Flow logs are collected for each VM connection at specific intervals. All packets collected for a given interval for a given connection are aggregated for a period of time (aggregation interval) into a single flow log entry. This data is then sent to Logging.

Logs are stored in Logging for 30 days by default. If you want to keep logs longer than that, you can either set a custom retention period or export them to a supported destination.

Log sampling and processing

Google Cloud samples packets that leave and enter a VM to generate flow logs. Not every packet is captured into its own log record. About 1 out of every 30 packets is captured, but this sampling rate might be lower depending on the VM's load. You cannot adjust this rate.

After the flow logs are generated, Google Cloud processes them according to the following procedure:

  1. Filtering: You can specify that only logs that match specified criteria are generated. For example, you can filter so that only logs for a particular VM or only logs with a particular metadata value are generated and the rest are discarded. For more information, see Log filtering.
  2. Aggregation: Information for sampled packets is aggregated over a configurable aggregation interval to produce a flow log entry.
  3. Flow log sampling: This is a second sampling process. Flow log entries are further sampled according to a configurable sample rate parameter.
  4. Metadata: If disabled, all metadata annotations are discarded. If you want to keep metadata, you can specify that all fields or a specified set of fields are retained. For more information, see Metadata annotations.
  5. Write to Logging: The final log entries are written to Cloud Logging.
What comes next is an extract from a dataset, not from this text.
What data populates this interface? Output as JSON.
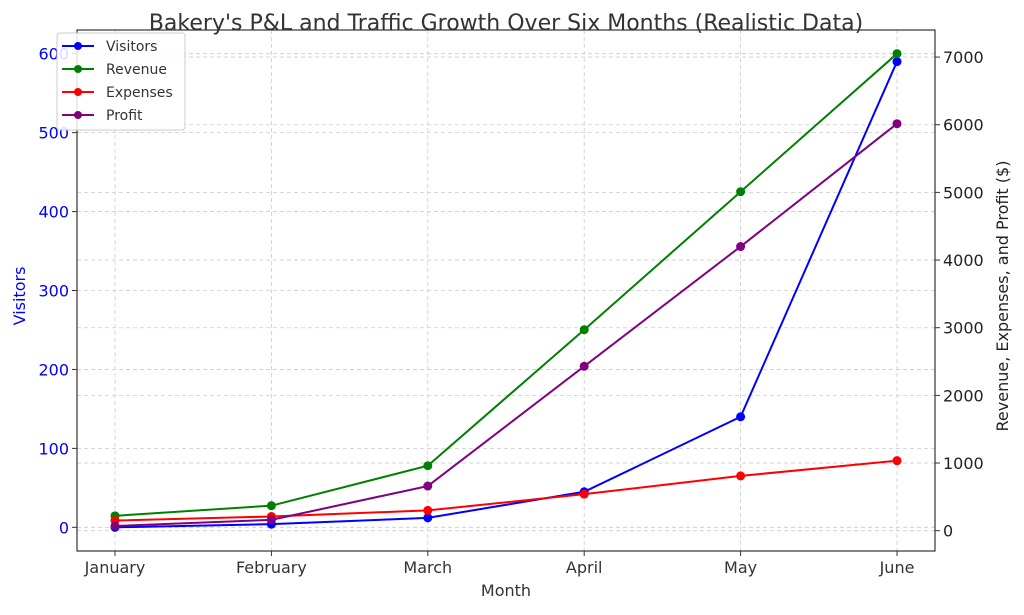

Because VPC Flow Logs does not capture every packet, it compensates for missed packets by interpolating from the captured packets. This happens for packets missed because of initial and user-configurable sampling settings.

Even though Google Cloud doesn't capture every packet, log record captures can be quite large. You can balance your traffic visibility and storage cost needs by adjusting the following aspects of logs collection:

  • Aggregation interval: Sampled packets for a time interval are aggregated into a single log entry. This time interval can be 5 seconds (default), 30 seconds, 1 minute, 5 minutes, 10 minutes, or 15 minutes.
  • Sample rate: Before being written to Logging, the number of logs can be sampled to reduce their number. By default, the log entry volume is scaled by 0.5 (50%), which means that half of entries are kept. You can set this from 1.0 (100%, all log entries are kept) to 0.0 (0%, no logs are kept).
  • Metadata annotations: By default, flow log entries are annotated with metadata information, such as the names of the source and destination VMs or the geographic region of external sources and destinations. Metadata annotations can be turned off, or you can specify only certain annotations, to save storage space.
  • Filtering: By default, logs are generated for every flow in the subnet. You can set filters so that only logs that match certain criteria are generated.

Pricing

Standard pricing for Logging, BigQuery, or Pub/Sub apply. VPC Flow Logs pricing is described in Network Telemetry pricing.